Adjustable rate of LIBOR (one or three months) + 300 basis points

Adjustable rate of LIBOR (one or three months) + 300 basis points

Adjustable rate of LIBOR (one or three months) + 300 basis points

Prepayment Penalties

No prepayment penalties

No prepayment penalties

No prepayment penalties

Minimum Loan Size

$500,000

$10 million

$500,000

Maximum Loan Size

Lesser of:
(i) $25 million; or
(ii) an amount that, when added to the borrower’s existing outstanding and undrawn available debt, does not exceed FOUR times the borrower’s adjusted 2019 EBITDA

Lesser of:
(i) $200 million,
(ii) 35% of the borrower’s existing outstanding and undrawn available bank debt that is pari passu in priority with the eligible loan and equivalent in secured status (i.e., secured or unsecured); or (iii) an amount that, when added to the borrower’s existing outstanding and committed and undrawn available debt, does not exceed SIX times borrower’s adjusted 2019 EBITDA

Lesser of:
(i) $25 million; or
(ii) an amount that, when added to the borrower’s existing outstanding and undrawn available debt, does not exceed SIX times the borrower’s adjusted 2019 EBITDA

Transaction Fees 1

The lender may require the borrower to pay a transaction fee of 100 basis points of the principal amount of the loan at the time of origination

The lender may require the borrower to pay a transaction fee of 75 basis points of the principal amount of the upsized tranche of the loan at the time of upsizing

The lender may require the borrower to pay a transaction fee of 100 basis points of the principal amount of the loan at the time of origination

Origination Fees

100 basis points of the principal amount of the loan at the time of origination

75 basis points of the principal amount of the upsized tranche at the time of upsizing

100 basis points of the principal amount of the loan at the time of origination

1 NOTE: The eligible lender is required to pay these transaction fees to the special purpose vehicle created by the Federal Reserve Board in connection with the Main Street Lending Program, and the term sheets for the facilities confirm that the lender may pass these transaction fees on to the borrower.

How do borrowers prepare to apply?

The Main Street Lending Program will be in effect until September 30, 2020. Note that applications have not yet opened.

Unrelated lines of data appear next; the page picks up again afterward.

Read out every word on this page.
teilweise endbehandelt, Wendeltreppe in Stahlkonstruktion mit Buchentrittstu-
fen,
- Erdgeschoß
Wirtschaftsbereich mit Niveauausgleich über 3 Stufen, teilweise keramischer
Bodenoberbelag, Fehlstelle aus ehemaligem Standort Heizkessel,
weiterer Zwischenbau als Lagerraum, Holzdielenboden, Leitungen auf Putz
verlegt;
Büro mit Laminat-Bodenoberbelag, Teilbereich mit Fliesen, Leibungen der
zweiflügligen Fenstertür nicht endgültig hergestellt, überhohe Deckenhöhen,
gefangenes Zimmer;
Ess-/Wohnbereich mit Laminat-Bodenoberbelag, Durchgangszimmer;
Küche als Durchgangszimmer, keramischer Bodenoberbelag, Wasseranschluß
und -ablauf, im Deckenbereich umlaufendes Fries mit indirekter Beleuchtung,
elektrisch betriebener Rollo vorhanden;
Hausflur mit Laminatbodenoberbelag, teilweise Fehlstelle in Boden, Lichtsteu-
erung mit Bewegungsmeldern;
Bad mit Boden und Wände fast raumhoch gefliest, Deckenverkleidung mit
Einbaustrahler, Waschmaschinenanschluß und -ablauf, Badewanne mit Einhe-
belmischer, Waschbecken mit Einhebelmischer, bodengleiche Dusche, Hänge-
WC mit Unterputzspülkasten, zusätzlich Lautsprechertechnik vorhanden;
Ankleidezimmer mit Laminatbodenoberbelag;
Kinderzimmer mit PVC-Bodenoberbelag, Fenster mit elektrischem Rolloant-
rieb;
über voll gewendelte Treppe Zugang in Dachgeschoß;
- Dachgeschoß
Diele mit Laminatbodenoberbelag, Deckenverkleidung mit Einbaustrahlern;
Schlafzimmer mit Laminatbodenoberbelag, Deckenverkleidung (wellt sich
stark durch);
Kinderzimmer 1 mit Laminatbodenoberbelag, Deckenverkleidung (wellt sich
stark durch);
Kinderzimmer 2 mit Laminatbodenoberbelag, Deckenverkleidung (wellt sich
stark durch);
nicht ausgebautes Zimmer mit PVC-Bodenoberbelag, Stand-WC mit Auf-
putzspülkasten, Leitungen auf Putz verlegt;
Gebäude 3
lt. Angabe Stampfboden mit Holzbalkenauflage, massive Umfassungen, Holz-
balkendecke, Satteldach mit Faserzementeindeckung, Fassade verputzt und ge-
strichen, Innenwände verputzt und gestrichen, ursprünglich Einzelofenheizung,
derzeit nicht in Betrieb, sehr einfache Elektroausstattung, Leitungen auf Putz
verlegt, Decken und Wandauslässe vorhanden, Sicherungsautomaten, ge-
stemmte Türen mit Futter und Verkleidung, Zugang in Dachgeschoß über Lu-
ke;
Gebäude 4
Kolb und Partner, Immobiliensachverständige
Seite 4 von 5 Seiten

The Federal Reserve is currently working on creating the infrastructure necessary to operationalize the Main Street Lending Program and directs potential borrowers to the webpage for the Main Street Lending Program, where it will post the official launch date. In the meantime, the term sheets and FAQs released by the Federal Reserve explicitly state that the Federal Reserve or Treasury may make adjustments to the terms and conditions of the Main Street Lending Program.

While companies wait for additional guidance from the Federal Reserve, potential borrowers can begin gathering the materials likely required to calculate adjusted EBITDA or contact eligible lenders to discuss how to approach these calculations.